This isn't so much of a dating post, but a bit more of a fantastic time I had last night. My favorite Golden Girls from Michigan, accompanied by Mee-guel, were passing through Nashville on their way down to FL. The Golden Girls consist of one of my besties from MI, her mother, and her grandmother. My bestie is sort of Blanche, mom is a bit of Dorothy, and Grammie is a cross between Rose and Sohpia. I started referring to them as the Golden Girls awhile back as they each have uncanny resemblances to the women of 80's television fame, but the nickname shall now stick after Grammie started referring to herself as Betty White...before we had even had any wine.
I always love visits from friends, especially this group of people. I met up with them at their hotel on Music Row, and we were off to dinner. Mee-guel had the honor of picking the restaurant, mostly because the rest of us were too indecisive to choose a place, and we ended up at the Tin Angel. I had never been there before, but it looked decent, plus it was getting late for dinner and everyone was getting a bit hungry. Of course there was a wait for a table, which lasted about an hour, but we'd be fine just as long as we had access to the bar. I introduced Blance and Mee-guel to Yazoo beer, a Nashville favorite, and they seemed to generally enjoy it, however they were really aching for the nectar of the south known as PBR.
While we were waiting for the table, I ran into some of my Nashvillian friends who were also waiting, and some how we got into a conversation of the correct pronunciation and references of common items. I do not care what anyone says, a Coke is a Coca-Cola, not whatever other soft drink you may be asking for. If you want a Sprite, don't order a Coke, order a damn Sprite.
Anyway, as we were waiting we all started pounding back Yazoo and Cabernet. It was going to be quite the exciting evening. It was quite an eclectic crowd at the Tin Angel, but I was beginning to have a difficult time determining if people were in Halloween costumes, or just dressed like normally. One girl was in a mess of tulle, perhaps in an attempt to be Lady Gaga, but really was just a tool. An older woman at the bar probably wasn't in a costume, but had a delightful sequin top on, and Victoria Secret velour pants with PINK slapped across the butt. From the get-go Blanche was not all impressed with what she was wearing, and it wasn't even a costume, so we came up with the plan that if all else fails, we she could just be badly dressed and I would be Clinton Kelly, however, compared to some of these people, we actually seemed a bit over dressed.
Dinner was fantastic, and Dorothy will have you know that this is the place to go for risotto. We over indulged ourselves in entrees, desserts, and drinks, but it was all worth it. We also had quite the conversations, ranging from the Nashville flood to menstruating. Once dinner was over we had to return Betty White back to the hotel, but the rest of us were ready for Paradise Park and some PBR.

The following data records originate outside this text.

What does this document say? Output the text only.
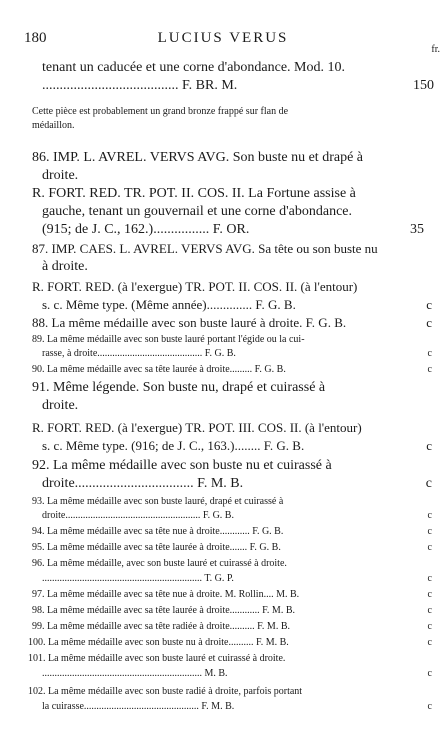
180	LUCIUS VERUS
fr.
tenant un caducée et une corne d'abondance. Mod. 10.
....................................... F. BR. M.	150
Cette pièce est probablement un grand bronze frappé sur flan de
médaillon.
86. IMP. L. AVREL. VERVS AVG. Son buste nu et drapé à
droite.
R. FORT. RED. TR. POT. II. COS. II. La Fortune assise à
gauche, tenant un gouvernail et une corne d'abondance.
(915; de J. C., 162.)................ F. OR.	35
87. IMP. CAES. L. AVREL. VERVS AVG. Sa tête ou son buste nu
à droite.
R. FORT. RED. (à l'exergue) TR. POT. II. COS. II. (à l'entour)
s. c. Même type. (Même année).............. F. G. B.	c
88. La même médaille avec son buste lauré à droite. F. G. B.	c
89. La même médaille avec son buste lauré portant l'égide ou la cui-
rasse, à droite.......................................... F. G. B.	c
90. La même médaille avec sa tête laurée à droite......... F. G. B.	c
91. Même légende. Son buste nu, drapé et cuirassé à
droite.
R. FORT. RED. (à l'exergue) TR. POT. III. COS. II. (à l'entour)
s. c. Même type. (916; de J. C., 163.)........ F. G. B.	c
92. La même médaille avec son buste nu et cuirassé à
droite.................................. F. M. B.	c
93. La même médaille avec son buste lauré, drapé et cuirassé à
droite...................................................... F. G. B.	c
94. La même médaille avec sa tête nue à droite............ F. G. B.	c
95. La même médaille avec sa tête laurée à droite....... F. G. B.	c
96. La même médaille, avec son buste lauré et cuirassé à droite.
................................................................ T. G. P.	c
97. La même médaille avec sa tête nue à droite. M. Rollin.... M. B.	c
98. La même médaille avec sa tête laurée à droite............ F. M. B.	c
99. La même médaille avec sa tête radiée à droite.......... F. M. B.	c
100. La même médaille avec son buste nu à droite.......... F. M. B.	c
101. La même médaille avec son buste lauré et cuirassé à droite.
................................................................ M. B.	c
102. La même médaille avec son buste radié à droite, parfois portant
la cuirasse.............................................. F. M. B.	c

Upon getting into the bar we quickly took over the pool table. Mee-guel and Dorothy are quite the pool sharks, whereas Blanche and I have quite a difficult time even trying to figure out how to hold the stick right. Dorothy took me under her wing and was determined to coach me on how to shoot a decent game of pool, but I wasn't having any luck. She told me that I need to be able to walk into any bar and be able to hold my own at whatever activity they offer, and I responded that I could sure hold my own when it came to drinking, and that was the most important activity at any bar I've ever been to.
Hours passed and we went through our fair share of pitchers of PBR and many games of pool. I don't know what it is about it, but PBR just tastes so much sweeter on Broadway. We managed to hold down the pool table the entire night, and made a few friends along the way. I almost vomited when I looked up after my turn shooting and saw a couple making out on the couch at the end of the pool table. First off, the couch is nastier than anything I have seem come out of frat house or a crack house, and secondly, the skank had about 12 inches of toilet paper stuck to her shoe that she had thrusted into the air as her man friend laid on top of her. I'm pretty sure there may have been some penetration going on, and in my opinion, people like that are the reason there is a bedbug plague sweeping America.
During one round I just happened to look over my shoulder to notice a flannel wearing gentleman standing almost on top of me. He seemed to be roughly my age and didn't have crazy eyes from what I could tell, but never once made a move or introduced himself. For about 20 minutes, he just stood inches from me and smirked every time I glanced over. I should probably check Missed Connections to see if he posted anything about me.
The highlight of the evening for Blanche and I was most definitely not struggling at pool, but instead judging every skanks' Halloween costume. In my opinion, dressing as anything 'sexy' is not a costume, it's just you being a slut, and on top of that, if I have to ask what your costume is supposed to be, it probably isn't very good.
Eventually it was time to go home, and the bar kicked us out. I had a great time with the Golden Girls and Mee-guel, and frankly, after a visit from them, Nashville will never be the same.